Des neuroscientifiques britanniques ont identifié un déséquilibre neurochimique dans des régions des lobes frontaux chez des personnes souffrant de troubles obsessionnels compulsifs.
- Dans deux régions cérébrales, essentielles à la prise de décision et à l’habitude, l’équilibre entre deux neurotransmetteurs chimiques importants est perturbé chez les adultes atteints de TOCs.
- Les déséquilibres chimiques étaient associés à la gravité des symptômes des TOCs ainsi qu’à la tendance à adopter des comportements habituels et compulsifs.
- Des niveaux accrus d’un neurotransmetteur, le glutamate, dans l’une de ces régions du cerveau ont également été détectés chez des patients en bonne santé présentant des tendances compulsives plus légères.
En France, 2 à 3 % de la population souffrent de troubles obsessionnels compulsifs (TOCs). À ce jour, les causes des dysfonctionnements cérébraux conduisant à cette maladie psychique chronique sont encore inconnues, selon l’Institut du cerveau. Mais récemment, des chercheurs de l’université de Cambridge (Angleterre) semblent avoir identifié l’origine de ces troubles. Dans une étude, publiée dans la revue Nature Communications, ils ont révélé qu’un déséquilibre chimique dans le cerveau était en cause.

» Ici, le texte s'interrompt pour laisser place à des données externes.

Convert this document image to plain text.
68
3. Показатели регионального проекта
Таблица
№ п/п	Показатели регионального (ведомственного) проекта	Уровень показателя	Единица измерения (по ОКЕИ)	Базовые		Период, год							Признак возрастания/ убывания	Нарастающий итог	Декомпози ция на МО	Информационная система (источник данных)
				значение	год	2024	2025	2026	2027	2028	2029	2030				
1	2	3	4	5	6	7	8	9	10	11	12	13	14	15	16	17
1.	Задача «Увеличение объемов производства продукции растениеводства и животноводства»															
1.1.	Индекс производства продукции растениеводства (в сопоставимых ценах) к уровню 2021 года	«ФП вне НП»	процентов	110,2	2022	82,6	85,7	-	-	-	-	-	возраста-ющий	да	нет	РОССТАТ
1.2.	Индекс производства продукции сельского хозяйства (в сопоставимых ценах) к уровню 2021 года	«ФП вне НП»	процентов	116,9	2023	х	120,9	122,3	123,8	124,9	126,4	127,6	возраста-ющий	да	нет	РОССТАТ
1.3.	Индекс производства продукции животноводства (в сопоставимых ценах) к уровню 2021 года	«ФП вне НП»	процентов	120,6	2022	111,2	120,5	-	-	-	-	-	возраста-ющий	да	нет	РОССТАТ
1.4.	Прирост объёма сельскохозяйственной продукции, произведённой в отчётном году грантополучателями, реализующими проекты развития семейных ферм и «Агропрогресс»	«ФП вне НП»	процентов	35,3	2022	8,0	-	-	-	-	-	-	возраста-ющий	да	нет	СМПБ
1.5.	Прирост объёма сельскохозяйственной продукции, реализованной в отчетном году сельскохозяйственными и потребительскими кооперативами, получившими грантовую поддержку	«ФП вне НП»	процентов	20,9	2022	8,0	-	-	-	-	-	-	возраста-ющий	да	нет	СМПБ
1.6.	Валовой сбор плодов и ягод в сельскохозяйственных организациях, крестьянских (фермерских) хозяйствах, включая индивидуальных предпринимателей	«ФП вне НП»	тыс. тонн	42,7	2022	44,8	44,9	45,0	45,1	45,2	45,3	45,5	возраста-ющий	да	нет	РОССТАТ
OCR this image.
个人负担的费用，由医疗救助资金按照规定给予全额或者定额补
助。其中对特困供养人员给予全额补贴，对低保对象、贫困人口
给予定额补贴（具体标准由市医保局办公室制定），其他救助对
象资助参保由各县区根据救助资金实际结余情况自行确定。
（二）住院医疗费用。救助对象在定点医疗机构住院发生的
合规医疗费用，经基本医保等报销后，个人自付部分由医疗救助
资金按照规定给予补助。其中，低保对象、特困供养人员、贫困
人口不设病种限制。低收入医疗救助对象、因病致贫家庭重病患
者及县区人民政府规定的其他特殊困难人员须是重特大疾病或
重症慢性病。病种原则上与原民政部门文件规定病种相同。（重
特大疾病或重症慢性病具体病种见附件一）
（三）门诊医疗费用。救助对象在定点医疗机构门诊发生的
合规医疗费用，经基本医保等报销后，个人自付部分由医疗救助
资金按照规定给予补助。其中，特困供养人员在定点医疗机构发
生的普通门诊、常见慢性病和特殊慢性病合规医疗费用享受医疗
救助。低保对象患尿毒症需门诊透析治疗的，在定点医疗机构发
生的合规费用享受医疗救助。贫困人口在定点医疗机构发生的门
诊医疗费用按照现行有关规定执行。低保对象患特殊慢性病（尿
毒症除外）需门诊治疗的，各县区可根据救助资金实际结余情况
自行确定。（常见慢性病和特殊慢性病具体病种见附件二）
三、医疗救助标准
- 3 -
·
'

Des scanners à haute puissance pour repérer les marqueurs des TOCs
Pour parvenir à cette découverte, les neuroscientifiques ont fait passer des scanners à 31 personnes souffrant de TOCs diagnostiqués cliniquement et 30 volontaires « témoins ». L’objectif était de mesurer les niveaux de deux neurotransmetteurs chimiques, le glutamate et le GABA (un régulateur de l’activité cérébrale) dans des régions du cortex cérébral, à savoir la partie la plus externe et la plus développée du cerveau humain. « Les scanners standards peuvent être assez rudimentaires et ne pas capter le signal du glutamate de manière très précise. L’appareil à 7 teslas nous permet de séparer les signaux qui se chevauchent et de mesurer le glutamate et le GABA avec plus de précision », a précisé le Dr Marjan Biria, auteur des travaux, dans un communiqué.
En outre, l’équipe a soumis tous les participants à des tests et à des questionnaires afin d’évaluer leurs tendances obsessionnelles-compulsives et habituelles. « Nous avons testé si les gens étaient plus enclins à répéter les mêmes réponses, comme une habitude, ou à adapter leur comportement pour mieux poursuivre leurs objectifs. Les compulsions et les habitudes ne sont pas identiques, mais une régulation déficiente des habitudes peut être à l’origine des compulsions et éloigner les personnes de leur comportement orienté vers un objectif », a expliqué Trevor Robbins, co-auteur de l’étude.